Associate Professor of Music Lydia Hamessley has published a chapter, "Peggy Seeger: From Traditional Folksinger to Contemporary Songwriter," in Ruth Crawford Seeger's Worlds: Innovation and Tradition in Twentieth-Century American Music, Ray Allen & Ellie M. Hisama, eds. (University of Rochester Press, 2007).
This essay explores the trajectory of Peggy Seeger's career, focusing in particular on the familial influences and musical traditions that laid the foundation for her distinctive use of folk music in her contemporary songs. Peggy was born in 1935, just at the time that her parents (composer and musicologist Charles Seeger and composer Ruth Crawford Seeger) were beginning to study folk song, intrigued by its possible usefulness as a resource for Modernist composers who sought to develop a meaningful American musical style. From her parents, she received a rigorous classical music training in a household filled with recordings of folk music.

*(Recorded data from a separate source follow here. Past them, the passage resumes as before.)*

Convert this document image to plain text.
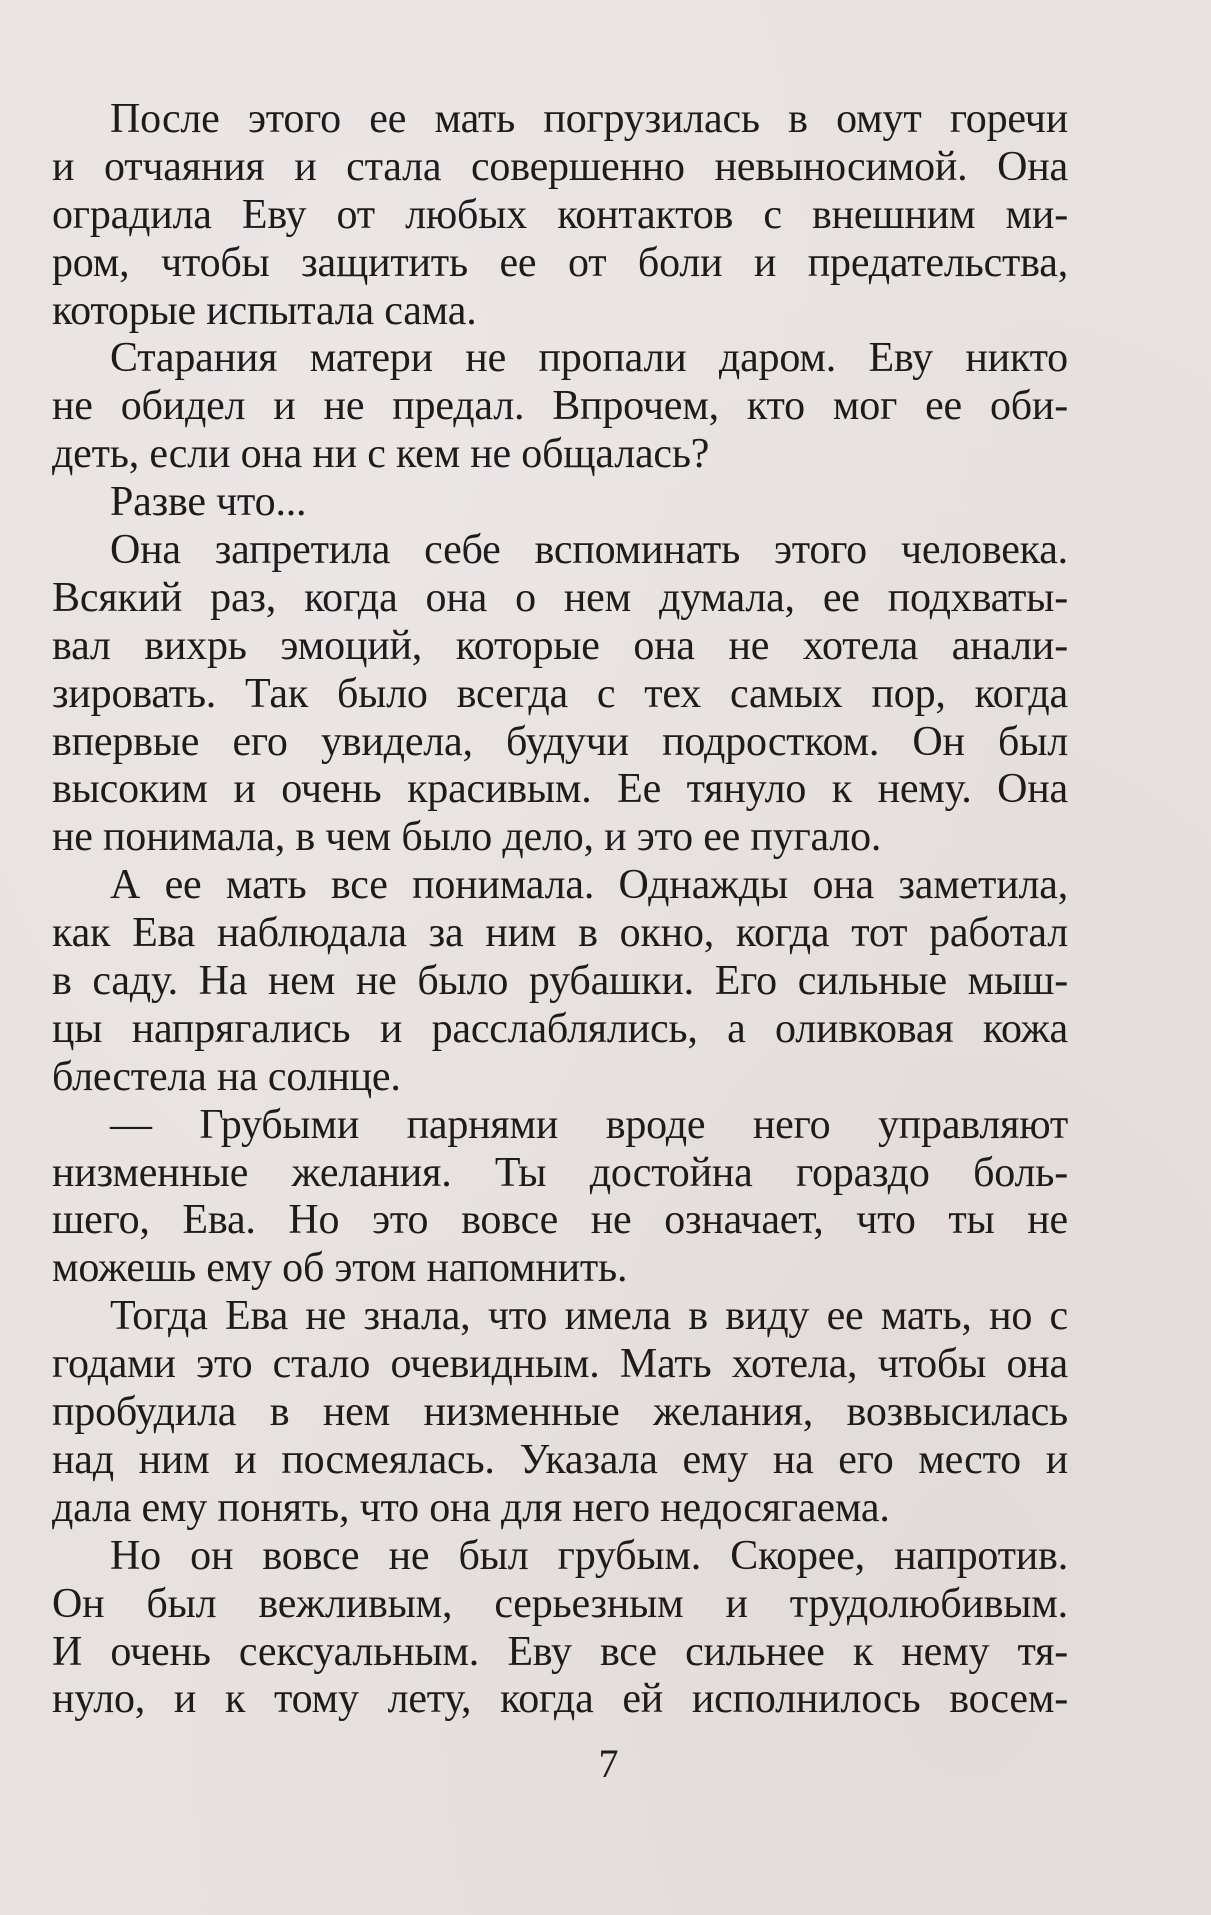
После этого ее мать погрузилась в омут горечи
и отчаяния и стала совершенно невыносимой. Она
оградила Еву от любых контактов с внешним ми-
ром, чтобы защитить ее от боли и предательства,
которые испытала сама.
Старания матери не пропали даром. Еву никто
не обидел и не предал. Впрочем, кто мог ее оби-
деть, если она ни с кем не общалась?
Разве что...
Она запретила себе вспоминать этого человека.
Всякий раз, когда она о нем думала, ее подхваты-
вал вихрь эмоций, которые она не хотела анали-
зировать. Так было всегда с тех самых пор, когда
впервые его увидела, будучи подростком. Он был
высоким и очень красивым. Ее тянуло к нему. Она
не понимала, в чем было дело, и это ее пугало.
А ее мать все понимала. Однажды она заметила,
как Ева наблюдала за ним в окно, когда тот работал
в саду. На нем не было рубашки. Его сильные мыш-
цы напрягались и расслаблялись, а оливковая кожа
блестела на солнце.
— Грубыми парнями вроде него управляют
низменные желания. Ты достойна гораздо боль-
шего, Ева. Но это вовсе не означает, что ты не
можешь ему об этом напомнить.
Тогда Ева не знала, что имела в виду ее мать, но с
годами это стало очевидным. Мать хотела, чтобы она
пробудила в нем низменные желания, возвысилась
над ним и посмеялась. Указала ему на его место и
дала ему понять, что она для него недосягаема.
Но он вовсе не был грубым. Скорее, напротив.
Он был вежливым, серьезным и трудолюбивым.
И очень сексуальным. Еву все сильнее к нему тя-
нуло, и к тому лету, когда ей исполнилось восем-
7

In 1956 she met, and later married, British folksinger and songwriter Ewan MacColl. Through Ewan's influence, Peggy's career changed as her political consciousness of folk music as an expression of class struggle grew. Thus, the songs Peggy writes reinterpret folk models while calling on her classical training for their sophistication, and her approach to performance is grounded in a study of traditional styles. These qualities prompted folklorist Ellen Stekert to recognize Peggy as one of the revival folksingers working within what she terms the "new aesthetic." Because Peggy's primary purpose in writing and singing folk songs is to reach people with social and political messages through the medium of traditional musical styles, she is not concerned with adhering to notions of authenticity when she writes or performs in a folk idiom. Rather, she strives to pay homage to the social context of folk music.